In present work, the sensitivity of CuPc and ZnPc devices were studied during exposure to 100 ppm concentration of chloroform, dimethyleformamide and nitrogen dioxide odorents at room temoerature. The samples were fixed in a special per- evaluated chamber. After that gaswas separately introduced to the chamber. The change in resistance ratio Rg/Ra ( where Rg is the resistance in the present of gas and Ra is the resistance in zero grade air) on exposure to contaminated air at room temperature for 10 s. ZnPc have shown no obvious behavior towareds contaminations as exhibited in the time dependence Fig. 9. Zn atom is a littile bigger than the cavity of phthalocyanine, results in a deviation in the position from the plane of the molecule. Consequently, hindering of orientation took place and the adsorption of odorant would be random and not reversible. On the other hand, CuPc thin film has shown quite reasonable performance towards gases and presented in Fig. 10. From this Figure, the response of CuPc film to NO2 gas was oposite to other gases which makes it selective to this particular gas. The reason for the decrease in resistance of the devices can be understood in terms of a change in the surface conductivity of thin films. Such effects can be interpreteds within the framework of the band theory. If we consider the adsorbed gases to produce appropriate donor or acceptor levels within the band gap of the organic materials at the film surface. CuPc and ZnPc are a p _ type organic semiconductor, upon exposure to the oxidizing gases such as , the hole concentration near the surface will be enhanced through a doping mechanism, resulting in the increase of electrical conductivity[20]. In the case of chloroform and DMF odorants,
film resistance decreased rapidly and no reversibility occureed. The recovery rate of the film resistance was slower and did not recover to the original value before exposure. The present recovery characteristic is less than that in a previous work operated at the same temperature [21]. These results confirm that the sensitivity of phthalocyanine as gas sensor depend on different factors such as ambient condition, method of device fabrication, sensing temperature and the type of central metalic element. The response and recovery times have been calculated as 90% of the highst R value and 90% due the lowest R value and found to be 20 sec and 142.6 sec respectively. Fig. 11 represent clearly the calculations of both response and recovery times.
CONCLUSION
Thin films of zinc and copper phthalocyanine have been prepared in the mean of spin coating mechanism.

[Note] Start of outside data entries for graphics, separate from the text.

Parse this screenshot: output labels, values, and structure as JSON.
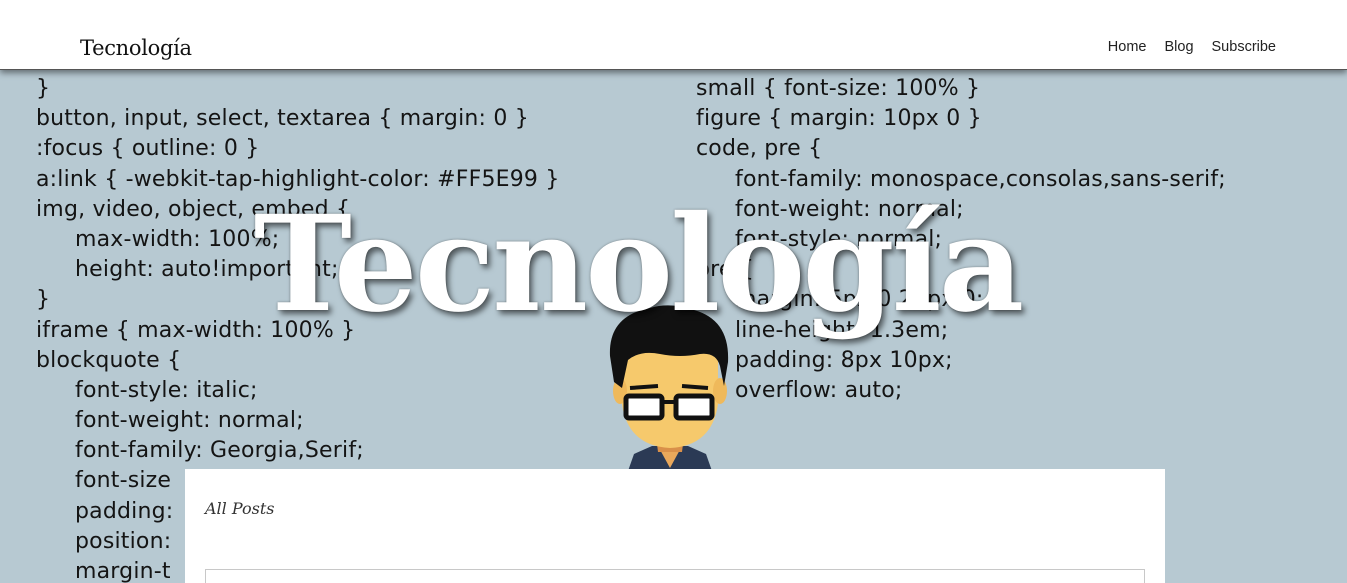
{
  "header": {
    "site_title": "Tecnología",
    "nav": [
      {
        "label": "Home"
      },
      {
        "label": "Blog"
      },
      {
        "label": "Subscribe"
      }
    ]
  },
  "hero": {
    "title": "Tecnología",
    "code_left": [
      {
        "text": "}",
        "indent": false
      },
      {
        "text": "button, input, select, textarea { margin: 0 }",
        "indent": false
      },
      {
        "text": ":focus { outline: 0 }",
        "indent": false
      },
      {
        "text": "a:link { -webkit-tap-highlight-color: #FF5E99 }",
        "indent": false
      },
      {
        "text": "img, video, object, embed {",
        "indent": false
      },
      {
        "text": "max-width: 100%;",
        "indent": true
      },
      {
        "text": "height: auto!important;",
        "indent": true
      },
      {
        "text": "}",
        "indent": false
      },
      {
        "text": "iframe { max-width: 100% }",
        "indent": false
      },
      {
        "text": "blockquote {",
        "indent": false
      },
      {
        "text": "font-style: italic;",
        "indent": true
      },
      {
        "text": "font-weight: normal;",
        "indent": true
      },
      {
        "text": "font-family: Georgia,Serif;",
        "indent": true
      },
      {
        "text": "font-size",
        "indent": true
      },
      {
        "text": "padding:",
        "indent": true
      },
      {
        "text": "position:",
        "indent": true
      },
      {
        "text": "margin-t",
        "indent": true
      }
    ],
    "code_right": [
      {
        "text": "small { font-size: 100% }",
        "indent": false
      },
      {
        "text": "figure { margin: 10px 0 }",
        "indent": false
      },
      {
        "text": "code, pre {",
        "indent": false
      },
      {
        "text": "font-family: monospace,consolas,sans-serif;",
        "indent": true
      },
      {
        "text": "font-weight: normal;",
        "indent": true
      },
      {
        "text": "font-style: normal;",
        "indent": true
      },
      {
        "text": "pre {",
        "indent": false
      },
      {
        "text": "margin: 5px 0 20px 0;",
        "indent": true
      },
      {
        "text": "line-height: 1.3em;",
        "indent": true
      },
      {
        "text": "padding: 8px 10px;",
        "indent": true
      },
      {
        "text": "overflow: auto;",
        "indent": true
      }
    ]
  },
  "posts": {
    "label": "All Posts"
  },
  "colors": {
    "hero_background": "#b7c9d2",
    "header_background": "#ffffff",
    "title_color": "#ffffff"
  }
}
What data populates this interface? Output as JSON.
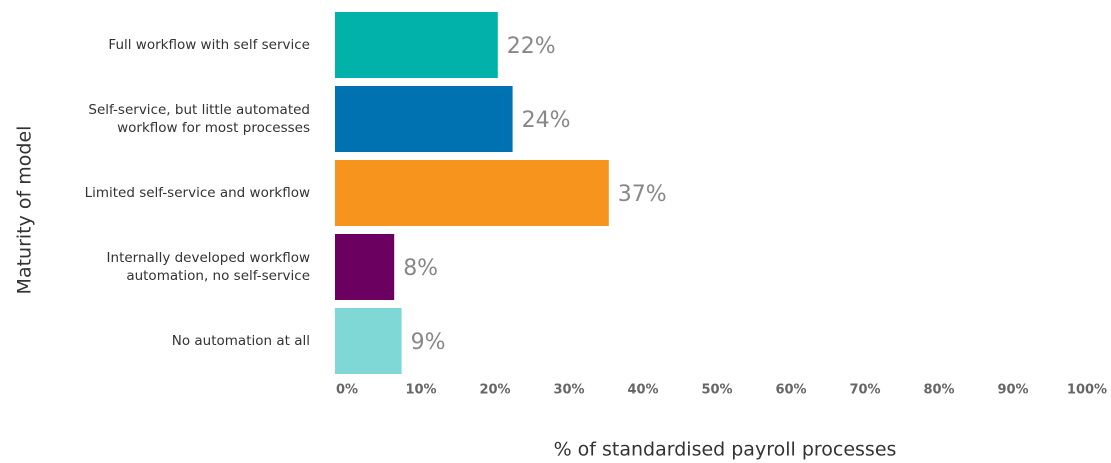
{
  "chart_data": {
    "type": "hbar",
    "x_label": "% of standardised payroll processes",
    "y_label": "Maturity of model",
    "categories": [
      "Full workflow with self service",
      "Self-service, but little automated\nworkflow for most processes",
      "Limited self-service and workflow",
      "Internally developed workflow\nautomation, no self-service",
      "No automation at all"
    ],
    "values": [
      22,
      24,
      37,
      8,
      9
    ],
    "value_labels": [
      "22%",
      "24%",
      "37%",
      "8%",
      "9%"
    ],
    "colors": [
      "#00b2a9",
      "#0072b1",
      "#f7941d",
      "#6b0061",
      "#7fd8d6"
    ],
    "xlim": [
      0,
      100
    ],
    "xticks": [
      {
        "value": 0,
        "label": "0%"
      },
      {
        "value": 10,
        "label": "10%"
      },
      {
        "value": 20,
        "label": "20%"
      },
      {
        "value": 30,
        "label": "30%"
      },
      {
        "value": 40,
        "label": "40%"
      },
      {
        "value": 50,
        "label": "50%"
      },
      {
        "value": 60,
        "label": "60%"
      },
      {
        "value": 70,
        "label": "70%"
      },
      {
        "value": 80,
        "label": "80%"
      },
      {
        "value": 90,
        "label": "90%"
      },
      {
        "value": 100,
        "label": "100%"
      }
    ],
    "grid": false
  }
}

UV-Visible spectra have revealed that thin film has shown a little red shift in the position of Q band in comparison to solution spectra and formation of dimer and trimmer molecules instead of being monomers. The optical energy gaps were found to be 3.87 eV and 3.93 eV for copper and zinc phthalocyanine respectively. Films of copper phthalocyanine have been quite sensitive and selective to nitrogen dioxide gas while zinc phthalocyanine performed randomly upon exposure to contaminated ambient.
CONFLICT OF INTEREST
The authors declare that there is no conflict of interests regarding the publication of this manuscript.